Another message from him.

> Adrian: "The proposal from today — well-argued. Even if your carpet choice is still questionable."

She rolled her eyes but smiled despite herself.

> Alina: "You're impossible."

> Adrian: "You like impossible things."

Her fingers froze on the screen. She stared at his message longer than she should have.

He didn't send a winking emoji. He didn't add punctuation that could soften it.

Just a simple statement — confident, teasing, dangerous.

And she hated that it made her blush.

---

Late-Night Thoughts

At home, she dropped onto her bed, staring at the ceiling.
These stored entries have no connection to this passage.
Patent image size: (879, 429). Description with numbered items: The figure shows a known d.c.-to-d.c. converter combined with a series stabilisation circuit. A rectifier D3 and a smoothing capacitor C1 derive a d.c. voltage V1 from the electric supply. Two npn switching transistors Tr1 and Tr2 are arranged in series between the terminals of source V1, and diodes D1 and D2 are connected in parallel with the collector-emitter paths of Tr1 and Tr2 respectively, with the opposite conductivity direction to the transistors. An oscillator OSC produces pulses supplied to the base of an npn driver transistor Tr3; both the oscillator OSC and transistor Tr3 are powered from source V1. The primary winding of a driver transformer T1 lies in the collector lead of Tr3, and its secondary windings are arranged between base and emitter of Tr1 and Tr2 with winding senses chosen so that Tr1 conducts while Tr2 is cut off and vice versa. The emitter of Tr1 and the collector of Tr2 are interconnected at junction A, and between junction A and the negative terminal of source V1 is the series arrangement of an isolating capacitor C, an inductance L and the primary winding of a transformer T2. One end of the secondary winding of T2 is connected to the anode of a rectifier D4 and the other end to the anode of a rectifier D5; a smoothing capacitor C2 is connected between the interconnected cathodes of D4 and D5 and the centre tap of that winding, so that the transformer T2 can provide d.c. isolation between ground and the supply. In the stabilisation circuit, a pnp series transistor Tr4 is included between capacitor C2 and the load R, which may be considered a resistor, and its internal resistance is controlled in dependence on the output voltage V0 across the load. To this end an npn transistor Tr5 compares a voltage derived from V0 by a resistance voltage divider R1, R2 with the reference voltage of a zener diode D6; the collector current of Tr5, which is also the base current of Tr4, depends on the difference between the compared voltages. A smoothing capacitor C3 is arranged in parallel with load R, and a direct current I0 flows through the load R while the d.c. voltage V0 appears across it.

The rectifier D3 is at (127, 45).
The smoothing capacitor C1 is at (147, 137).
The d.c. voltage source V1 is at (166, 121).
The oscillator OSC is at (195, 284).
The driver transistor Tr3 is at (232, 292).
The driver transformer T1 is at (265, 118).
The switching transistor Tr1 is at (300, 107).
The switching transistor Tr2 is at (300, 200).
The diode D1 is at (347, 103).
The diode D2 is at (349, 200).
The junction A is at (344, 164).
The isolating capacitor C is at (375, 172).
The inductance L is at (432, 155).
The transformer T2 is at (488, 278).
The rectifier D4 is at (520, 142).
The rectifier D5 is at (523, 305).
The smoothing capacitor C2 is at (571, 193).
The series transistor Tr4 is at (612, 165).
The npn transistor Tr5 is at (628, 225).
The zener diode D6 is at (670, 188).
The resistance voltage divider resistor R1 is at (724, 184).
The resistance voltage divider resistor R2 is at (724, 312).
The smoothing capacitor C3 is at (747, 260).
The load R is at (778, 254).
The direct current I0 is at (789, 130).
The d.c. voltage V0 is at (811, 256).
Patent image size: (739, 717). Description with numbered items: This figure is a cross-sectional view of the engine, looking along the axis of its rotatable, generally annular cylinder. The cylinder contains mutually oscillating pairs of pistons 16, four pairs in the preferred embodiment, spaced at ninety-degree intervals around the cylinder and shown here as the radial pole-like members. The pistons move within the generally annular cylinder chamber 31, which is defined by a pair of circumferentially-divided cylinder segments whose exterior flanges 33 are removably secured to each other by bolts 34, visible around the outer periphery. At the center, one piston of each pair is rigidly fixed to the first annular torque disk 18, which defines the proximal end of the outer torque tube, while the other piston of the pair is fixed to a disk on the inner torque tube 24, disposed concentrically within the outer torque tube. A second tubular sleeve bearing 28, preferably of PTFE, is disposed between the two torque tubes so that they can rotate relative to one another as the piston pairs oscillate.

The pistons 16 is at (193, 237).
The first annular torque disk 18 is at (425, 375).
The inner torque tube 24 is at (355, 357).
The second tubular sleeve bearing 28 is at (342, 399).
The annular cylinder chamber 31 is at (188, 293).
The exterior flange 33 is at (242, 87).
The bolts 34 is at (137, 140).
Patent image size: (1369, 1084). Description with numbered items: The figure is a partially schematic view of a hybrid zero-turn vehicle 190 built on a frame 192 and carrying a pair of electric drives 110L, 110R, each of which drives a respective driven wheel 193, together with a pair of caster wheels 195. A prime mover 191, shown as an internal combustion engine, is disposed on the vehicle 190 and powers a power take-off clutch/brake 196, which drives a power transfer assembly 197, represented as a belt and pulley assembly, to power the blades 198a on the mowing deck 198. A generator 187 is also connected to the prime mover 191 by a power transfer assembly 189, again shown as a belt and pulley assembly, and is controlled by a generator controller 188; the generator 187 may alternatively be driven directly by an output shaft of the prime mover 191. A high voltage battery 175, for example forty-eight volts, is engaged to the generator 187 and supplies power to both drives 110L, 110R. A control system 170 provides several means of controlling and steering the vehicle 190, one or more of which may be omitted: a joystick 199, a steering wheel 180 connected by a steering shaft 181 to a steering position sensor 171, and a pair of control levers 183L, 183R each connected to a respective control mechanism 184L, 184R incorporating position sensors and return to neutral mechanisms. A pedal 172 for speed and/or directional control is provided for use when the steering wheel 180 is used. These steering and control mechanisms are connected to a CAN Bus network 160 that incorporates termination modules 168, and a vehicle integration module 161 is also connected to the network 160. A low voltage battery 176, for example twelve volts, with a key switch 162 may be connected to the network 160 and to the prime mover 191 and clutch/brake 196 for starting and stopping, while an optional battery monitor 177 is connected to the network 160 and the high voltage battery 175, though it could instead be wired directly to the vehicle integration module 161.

She should be thinking about work, but her thoughts spiraled back to him — his tone, his smirk, that maddening confidence.

She pulled the pillow over her face. "Why is he like this?"

Because he was everything she tried not to feel — calm where she was chaos, teasing where she was serious, infuriatingly certain where she second-guessed herself.

She turned off the lights and muttered into the dark,

"I don't like him."

But her heart whispered otherwise.

---

End Scene: Adrian's View

Adrian stood by his window, city lights flickering below, phone still in his hand.

He reread her last message — You're impossible.

A small smile touched his lips.

"She'll come around," he murmured, half to himself.

And for the first time in a long while, Adrian Vale didn't feel so cold.